# Which ampegs are still US made?



## ozzman619 (Aug 22, 2012)

Im looking to buy an Ampeg Head and i would really prefer a Ampeg SVT-CL but then running a wireless unit with it is a hassle because i then need carry a small rack around with it or put it in my guitarists and run a cable (which i might have to do), but anyways i was thinking of just getting one of ampegs many rackmounted heads, ive tried the SVT-4pro SVT-3 and i did like them both but what bothers me is i heard they are made of Korea or one of them inferior countries, really i dont think i can go wrong with an Ampeg i just want it US made so its not garbage. So my question to you guys is are any of these ampegs still made in the US? and what about the SVT-810E is that at least still US made?


----------



## MaxOfMetal (Aug 22, 2012)

Only products still made in the US are the Heritage line. Everything else is from overseas. Though, there's nothing wrong with the import stuff. Heck, out of the three SVT-4Pro heads I owned, it was the USA made one that crapped out and needed repairs. 

If you want to go wireless with a CL, just get a pedal-style receiver unit like the Line 6 G30 or G50. Either put it on your pedalboard, or just sit it on top of the CL.


----------



## DjentDjentlalala (Aug 23, 2012)

Like Max said,there is nothing wrong with the overseas stuff.When I first saw the Portaflex heads I was like  but when I heard them I was like


----------



## ozzman619 (Aug 23, 2012)

oh i know they will still be good quality, because if they were really bad ampeg would obviously not put their name on it. Im just one of those people who wants to support European and US made products, it just physically bothers me to own stuff made in mexico, and asia and whatnot, thats actually the only reason why im selling my EVH 5150 III.

But since its all made there i kinda got no choice this time. So out of all of the rackmounted SVT series what would you guys recommend that would sound as good or maybe better then the SVT-CL.


----------



## MaxOfMetal (Aug 23, 2012)

ozzman619 said:


> But since its all made there i kinda got no choice this time. So out of all of the rackmounted SVT series what would you guys recommend that would sound as good or maybe better then the SVT-CL.

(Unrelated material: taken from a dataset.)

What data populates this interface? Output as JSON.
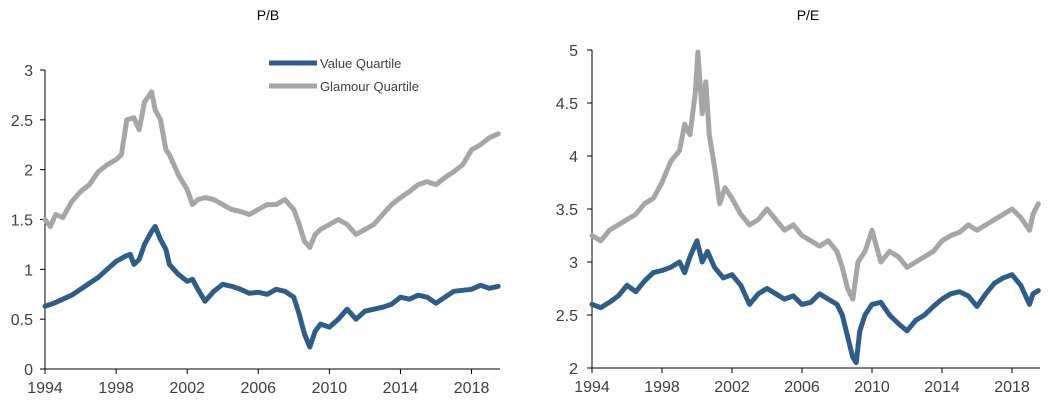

Well, they still made a USA CL, the amp you originally wanted.  

The amp closest to the CL in tone would probably be the 8Pro, as they have extremely similar preamps. Personally, I have a soft spot for the SVT-4Pro and SVT-2Pro.


----------



## ozzman619 (Aug 23, 2012)

oh yeah, I guess i might as well aim for it and just grab a small 4u rack to through a power conditioner, wireless, tuner and maybe a sans amp rbi for shits and gigs and i should be set.

Or maybe if i can get over it ill just grab a SVT-4pro cause i really did like it too (and not to mention my favourite bass player, Jeff Paulick, rocks the shit out of one).


----------



## GRUNTKOR (Aug 26, 2012)

Korean electronics are probably better made than US ones


----------



## Wrecklyss (Aug 26, 2012)

Gotta give props to Ozzman619 for wanting to support U.S.A. made products. Mesa, Carvin, and SWR make some very nice bass amps in the states, they don't really sound like Ampegs, but are wonderful in their own ways.


----------



## ozzman619 (Aug 27, 2012)

Thanks for understanding. And i have looked into those USA based companys like mesa and whatnot but they lack that undisribable characteristic that the ampegs have that really make them so different and unique, and honestly ill spend that $600 more to get the USA built heritage series SVT-CL over the Korea made one any day of the week.


----------



## cGoEcYk (Aug 29, 2012)

Maybe keep your eyes out for an SVT-2. They are killer and rackmountable. You could also go with one of their preamps (I got my SVT-IIP for $75 and retubed it for another $30).


----------